Make 3 solution variants:

- Using a for loop.
- Using a recursion, cause
`sumTo(n) = n + sumTo(n-1)`

for`n > 1`

. - Using the arithmetic progression formula.

An example of the result:

```
function sumTo(n) { /*... your code ... */ }
alert( sumTo(100) ); // 5050
```

P.S. Which solution variant is the fastest? The slowest? Why?

P.P.S. Can we use recursion to count `sumTo(100000)`

?

The solution using a loop:

```
function sumTo(n) {
let sum = 0;
for (let i = 1; i <= n; i++) {
sum += i;
}
return sum;
}
alert( sumTo(100) );
```

The solution using recursion:

```
function sumTo(n) {
if (n == 1) return 1;
return n + sumTo(n - 1);
}
alert( sumTo(100) );
```

The solution using the formula: `sumTo(n) = n*(n+1)/2`

:

```
function sumTo(n) {
return n * (n + 1) / 2;
}
alert( sumTo(100) );
```

P.S. Naturally, the formula is the fastest solution. It uses only 3 operations for any number `n`

. The math helps!

The loop variant is the second in terms of speed. In both the recursive and the loop variant we sum the same numbers. But the recursion involves nested calls and execution stack management. That also takes resources, so it’s slower.

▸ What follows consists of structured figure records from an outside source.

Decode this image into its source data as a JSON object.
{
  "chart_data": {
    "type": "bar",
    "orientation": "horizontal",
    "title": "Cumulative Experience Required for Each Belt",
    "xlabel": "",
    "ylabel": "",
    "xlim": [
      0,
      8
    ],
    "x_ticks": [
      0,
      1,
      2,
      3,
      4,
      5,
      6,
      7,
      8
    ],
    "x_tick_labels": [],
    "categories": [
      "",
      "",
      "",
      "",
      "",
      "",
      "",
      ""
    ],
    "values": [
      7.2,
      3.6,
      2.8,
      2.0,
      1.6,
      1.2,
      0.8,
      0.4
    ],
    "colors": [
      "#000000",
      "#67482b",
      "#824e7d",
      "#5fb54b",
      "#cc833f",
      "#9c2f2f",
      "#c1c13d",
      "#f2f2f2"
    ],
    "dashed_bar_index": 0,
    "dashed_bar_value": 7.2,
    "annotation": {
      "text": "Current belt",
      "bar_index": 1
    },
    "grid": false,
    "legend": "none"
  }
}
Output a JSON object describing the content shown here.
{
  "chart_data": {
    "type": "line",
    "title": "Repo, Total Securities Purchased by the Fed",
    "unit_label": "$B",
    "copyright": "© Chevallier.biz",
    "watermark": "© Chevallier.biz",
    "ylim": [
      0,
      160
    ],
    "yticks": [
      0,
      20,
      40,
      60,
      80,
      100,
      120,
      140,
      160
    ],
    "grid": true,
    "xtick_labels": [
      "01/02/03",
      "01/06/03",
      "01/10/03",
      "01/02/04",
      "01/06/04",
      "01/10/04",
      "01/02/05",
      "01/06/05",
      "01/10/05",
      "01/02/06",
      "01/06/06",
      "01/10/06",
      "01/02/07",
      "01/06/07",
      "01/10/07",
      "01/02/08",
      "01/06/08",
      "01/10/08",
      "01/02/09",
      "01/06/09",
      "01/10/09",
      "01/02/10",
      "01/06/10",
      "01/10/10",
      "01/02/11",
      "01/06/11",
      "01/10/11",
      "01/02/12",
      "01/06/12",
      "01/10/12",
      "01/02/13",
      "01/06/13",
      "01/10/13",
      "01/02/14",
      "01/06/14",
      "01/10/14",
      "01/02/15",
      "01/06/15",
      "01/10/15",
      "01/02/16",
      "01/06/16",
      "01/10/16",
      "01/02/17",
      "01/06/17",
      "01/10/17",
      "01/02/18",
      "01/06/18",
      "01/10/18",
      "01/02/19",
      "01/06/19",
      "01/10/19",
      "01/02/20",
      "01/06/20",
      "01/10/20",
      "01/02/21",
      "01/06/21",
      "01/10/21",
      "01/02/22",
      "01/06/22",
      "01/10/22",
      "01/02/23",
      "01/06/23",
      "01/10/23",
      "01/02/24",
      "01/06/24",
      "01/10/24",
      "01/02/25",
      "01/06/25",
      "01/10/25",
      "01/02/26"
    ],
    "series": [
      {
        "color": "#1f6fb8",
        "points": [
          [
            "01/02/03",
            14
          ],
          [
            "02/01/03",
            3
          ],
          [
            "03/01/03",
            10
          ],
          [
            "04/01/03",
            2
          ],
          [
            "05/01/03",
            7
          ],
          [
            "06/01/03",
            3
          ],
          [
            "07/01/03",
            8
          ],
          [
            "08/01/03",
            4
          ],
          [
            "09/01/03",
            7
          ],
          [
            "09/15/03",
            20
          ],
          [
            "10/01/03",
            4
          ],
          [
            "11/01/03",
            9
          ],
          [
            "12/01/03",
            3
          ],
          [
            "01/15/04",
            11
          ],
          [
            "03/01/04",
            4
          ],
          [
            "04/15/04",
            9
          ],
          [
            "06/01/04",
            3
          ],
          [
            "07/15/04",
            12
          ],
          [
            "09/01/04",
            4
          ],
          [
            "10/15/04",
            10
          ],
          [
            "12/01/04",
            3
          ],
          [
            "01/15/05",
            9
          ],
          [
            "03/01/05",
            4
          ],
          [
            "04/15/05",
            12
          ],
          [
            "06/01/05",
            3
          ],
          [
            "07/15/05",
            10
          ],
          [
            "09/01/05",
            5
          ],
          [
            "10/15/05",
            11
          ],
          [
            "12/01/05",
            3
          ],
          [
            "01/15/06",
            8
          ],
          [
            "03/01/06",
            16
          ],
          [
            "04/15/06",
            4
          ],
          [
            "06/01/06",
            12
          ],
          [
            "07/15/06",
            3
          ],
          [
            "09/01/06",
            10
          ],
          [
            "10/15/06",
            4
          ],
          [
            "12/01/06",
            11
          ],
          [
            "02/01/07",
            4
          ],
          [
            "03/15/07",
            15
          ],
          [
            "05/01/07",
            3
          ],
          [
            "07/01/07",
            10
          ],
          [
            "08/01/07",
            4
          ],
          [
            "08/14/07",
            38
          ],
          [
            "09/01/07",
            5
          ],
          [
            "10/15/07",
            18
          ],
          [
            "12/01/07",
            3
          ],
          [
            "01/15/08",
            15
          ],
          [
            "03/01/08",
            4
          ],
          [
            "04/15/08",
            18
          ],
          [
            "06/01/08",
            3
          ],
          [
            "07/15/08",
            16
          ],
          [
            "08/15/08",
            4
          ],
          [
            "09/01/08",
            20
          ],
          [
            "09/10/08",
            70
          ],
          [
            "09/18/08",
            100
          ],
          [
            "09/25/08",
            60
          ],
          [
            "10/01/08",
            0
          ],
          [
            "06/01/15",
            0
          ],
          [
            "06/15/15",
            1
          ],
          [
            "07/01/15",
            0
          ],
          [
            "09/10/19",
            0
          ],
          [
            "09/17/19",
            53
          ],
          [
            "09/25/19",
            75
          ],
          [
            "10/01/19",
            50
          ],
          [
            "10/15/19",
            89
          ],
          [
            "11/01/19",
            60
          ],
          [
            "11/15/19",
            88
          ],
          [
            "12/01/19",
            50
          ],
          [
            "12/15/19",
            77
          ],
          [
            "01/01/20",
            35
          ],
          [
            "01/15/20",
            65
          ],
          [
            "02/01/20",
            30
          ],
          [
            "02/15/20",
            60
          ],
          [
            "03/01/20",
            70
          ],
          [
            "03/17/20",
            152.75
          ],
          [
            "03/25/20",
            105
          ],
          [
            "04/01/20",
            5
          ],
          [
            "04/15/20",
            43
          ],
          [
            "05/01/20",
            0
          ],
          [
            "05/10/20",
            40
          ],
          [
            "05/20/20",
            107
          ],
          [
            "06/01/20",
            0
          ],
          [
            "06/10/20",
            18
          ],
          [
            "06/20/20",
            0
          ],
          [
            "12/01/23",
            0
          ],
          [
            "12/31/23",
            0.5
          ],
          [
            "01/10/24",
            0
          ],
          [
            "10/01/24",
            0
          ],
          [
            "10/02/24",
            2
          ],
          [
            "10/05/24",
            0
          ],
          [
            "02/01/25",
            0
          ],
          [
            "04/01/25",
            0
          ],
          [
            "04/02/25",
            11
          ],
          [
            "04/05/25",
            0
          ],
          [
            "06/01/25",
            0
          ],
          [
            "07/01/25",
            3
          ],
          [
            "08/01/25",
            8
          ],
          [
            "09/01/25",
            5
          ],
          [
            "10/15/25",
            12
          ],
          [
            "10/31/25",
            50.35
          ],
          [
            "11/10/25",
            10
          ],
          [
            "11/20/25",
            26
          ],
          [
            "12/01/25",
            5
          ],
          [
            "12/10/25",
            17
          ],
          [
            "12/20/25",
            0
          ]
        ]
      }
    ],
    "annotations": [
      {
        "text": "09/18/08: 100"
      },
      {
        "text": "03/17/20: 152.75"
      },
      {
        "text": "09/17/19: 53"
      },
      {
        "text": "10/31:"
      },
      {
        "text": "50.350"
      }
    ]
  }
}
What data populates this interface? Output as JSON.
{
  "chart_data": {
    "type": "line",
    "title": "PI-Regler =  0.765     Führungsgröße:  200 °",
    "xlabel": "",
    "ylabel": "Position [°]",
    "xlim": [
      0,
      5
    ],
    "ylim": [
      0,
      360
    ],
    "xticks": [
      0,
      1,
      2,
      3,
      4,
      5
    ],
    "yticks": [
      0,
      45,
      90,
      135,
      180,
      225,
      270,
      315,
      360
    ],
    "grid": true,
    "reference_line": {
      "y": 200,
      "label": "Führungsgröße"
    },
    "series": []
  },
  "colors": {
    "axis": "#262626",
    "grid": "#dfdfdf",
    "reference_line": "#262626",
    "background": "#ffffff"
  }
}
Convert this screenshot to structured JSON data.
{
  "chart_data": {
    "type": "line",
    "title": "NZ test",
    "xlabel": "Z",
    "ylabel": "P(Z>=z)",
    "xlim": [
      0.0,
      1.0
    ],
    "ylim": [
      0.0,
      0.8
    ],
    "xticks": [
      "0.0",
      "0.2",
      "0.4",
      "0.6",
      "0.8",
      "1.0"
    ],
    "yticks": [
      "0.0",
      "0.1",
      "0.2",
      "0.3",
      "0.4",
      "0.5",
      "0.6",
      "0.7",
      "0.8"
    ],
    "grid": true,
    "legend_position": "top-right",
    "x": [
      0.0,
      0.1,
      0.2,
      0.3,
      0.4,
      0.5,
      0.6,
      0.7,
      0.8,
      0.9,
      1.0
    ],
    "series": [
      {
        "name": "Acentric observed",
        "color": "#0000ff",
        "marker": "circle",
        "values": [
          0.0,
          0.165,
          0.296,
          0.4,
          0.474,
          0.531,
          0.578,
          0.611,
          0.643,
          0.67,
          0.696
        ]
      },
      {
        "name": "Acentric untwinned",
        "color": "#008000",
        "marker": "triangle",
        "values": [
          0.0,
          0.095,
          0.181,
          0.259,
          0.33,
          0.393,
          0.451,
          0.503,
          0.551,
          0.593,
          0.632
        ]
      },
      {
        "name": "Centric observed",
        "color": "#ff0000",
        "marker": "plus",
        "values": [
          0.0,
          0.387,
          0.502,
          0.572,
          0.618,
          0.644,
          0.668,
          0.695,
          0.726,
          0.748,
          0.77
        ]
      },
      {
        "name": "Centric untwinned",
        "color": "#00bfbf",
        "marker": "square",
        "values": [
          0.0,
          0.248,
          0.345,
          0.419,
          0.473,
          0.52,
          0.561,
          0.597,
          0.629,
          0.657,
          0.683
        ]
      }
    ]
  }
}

P.P.S. Some engines support the “tail call” optimization: if a recursive call is the very last one in the function (like in `sumTo`

above), then the outer function will not need to resume the execution, so the engine doesn’t need to remember its execution context. That removes the burden on memory, so counting `sumTo(100000)`

becomes possible. But if the JavaScript engine does not support tail call optimization (most of them don’t), there will be an error: maximum stack size exceeded, because there’s usually a limitation on the total stack size.